Avec un passage prévu aux 4 minutes en période de pointe, les vibrations lors du passage du tramway sont une autre source d’inquiétude pour les résidentes et les résidents. La Ville assure qu’il n’y aura aucun impact vibratoire sur les bâtiments à usage courant, mais doit encore faire des analyses détaillées pour caractériser les propriétés dynamiques et vibratoires. Quelques sites plus sensibles, comme l’INRS (à cause de la présence d’instruments scientifiques de pointe et très sensibles) ou le Grand Théâtre (dont la salle Octave-Crémazie se situe sous le niveau du sol) ont été identifiés.

Des précisions sur les stations

Autre nouvelle importante: des trois stations prévues initialement dans le quartier, il n’en reste que deux, qui sont déplacées.
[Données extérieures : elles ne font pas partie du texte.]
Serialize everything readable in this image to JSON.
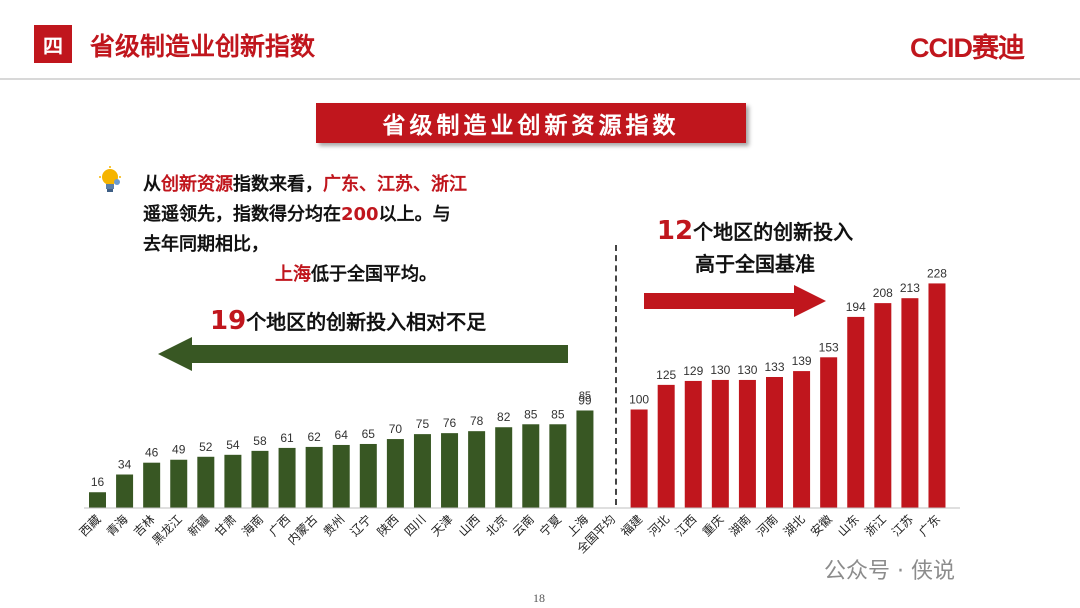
{
  "header": {
    "section_number": "四",
    "title": "省级制造业创新指数",
    "logo": "CCID赛迪"
  },
  "banner": "省级制造业创新资源指数",
  "note": {
    "p1": "从",
    "h1": "创新资源",
    "p2": "指数来看，",
    "h2": "广东、江苏、浙江",
    "p3": "遥遥领先，指数得分均在",
    "h3": "200",
    "p4": "以上。与去年同期相比，",
    "h4": "上海",
    "p5": "低于全国平均。"
  },
  "right_caption": {
    "number": "12",
    "line1": "个地区的创新投入",
    "line2": "高于全国基准"
  },
  "left_caption": {
    "number": "19",
    "text": "个地区的创新投入相对不足"
  },
  "colors": {
    "red": "#c0161d",
    "green": "#385723"
  },
  "chart_data": {
    "type": "bar",
    "categories": [
      "西藏",
      "青海",
      "吉林",
      "黑龙江",
      "新疆",
      "甘肃",
      "海南",
      "广西",
      "内蒙古",
      "贵州",
      "辽宁",
      "陕西",
      "四川",
      "天津",
      "山西",
      "北京",
      "云南",
      "宁夏",
      "上海",
      "全国平均",
      "福建",
      "河北",
      "江西",
      "重庆",
      "湖南",
      "河南",
      "湖北",
      "安徽",
      "山东",
      "浙江",
      "江苏",
      "广东"
    ],
    "values": [
      16,
      34,
      46,
      49,
      52,
      54,
      58,
      61,
      62,
      64,
      65,
      70,
      75,
      76,
      78,
      82,
      85,
      85,
      99,
      null,
      100,
      125,
      129,
      130,
      130,
      133,
      139,
      153,
      194,
      208,
      213,
      228
    ],
    "groups": [
      "low",
      "low",
      "low",
      "low",
      "low",
      "low",
      "low",
      "low",
      "low",
      "low",
      "low",
      "low",
      "low",
      "low",
      "low",
      "low",
      "low",
      "low",
      "low",
      "baseline",
      "high",
      "high",
      "high",
      "high",
      "high",
      "high",
      "high",
      "high",
      "high",
      "high",
      "high",
      "high"
    ],
    "ylim": [
      0,
      240
    ]
  },
  "page_number": "18",
  "watermark": "公众号 · 侠说"
}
Exit la station place d’Youville, la station se retrouvera désormais à l’angle de Saint-Jean et d’Honoré-Mercier, permettant le lien entre la rue Saint-Jean, la Place d’Youville et le Centre des Congrès; sa construction devrait ainsi nécessiter des expropriations (on ignore à quel endroit exactement). Une autre station se situera au pied de l’édifice gouvernemental Marie-Guyart, et se substitue aux deux stations premièrement envisagées au Centre des Congrès et au Grand Théâtre. La station suivante se situera à l’angle Cartier / René-Lévesque, à la place de l’ancienne station-service.

Pour concevoir les stations, la Ville s’est appuyée sur des principes de sécurité et de visibilité, d’accessibilité (minimum d’un ascenseur par station). Elle a également souhaité les connecter au réseau piétonnier, et réduire les temps de connexion aux autres modes de transports en commun. Les aménagements extérieurs sont prévus pour s’harmoniser avec le contexte environnant immédiat, offrir des espaces verts, et offrir des espaces lumineux. Si le projet n’est pas avancé pour la station de la rue Saint-Jean, le Bureau de projet a déjà des esquisses pour la station de la Colline parlementaire et celle de Cartier. Il ne s’agit que d’ébauches pour le moment, et les concepts pourraient évoluer.

Station de la Colline parlementaire. Source: Ville de Québec.

Station Cartier. Source: Ville de Québec.

Le dessin ci-dessous présente l’aménagement d’une station souterraine.

Échéancier

Le Bureau de projet achève ce mois-ci la conception préliminaire du projet. A partir du 6 juillet débutent les audiences publiques du BAPE. L’appel de proposition devrait être fait à la fin de l’été 2020. Mais quand les travaux débuteront-ils? Pour le moment, il est prévu que les premiers travaux d’importance débutent en 2022. Les travaux d’excavation devraient durer de 30 à 36 mois, auxquels il faudra rajouter les travaux d’équipement des tunnels, puis la construction des stations. En clair, le Faubourg se prépare à connaître au moins 5 ans de travaux. 

La Ville assure vouloir continuer à communiquer régulièrement avec les citoyennes et les citoyens, qui sont invités à consulter régulièrement le site du Réseau structurant pour suivre les développements du projet.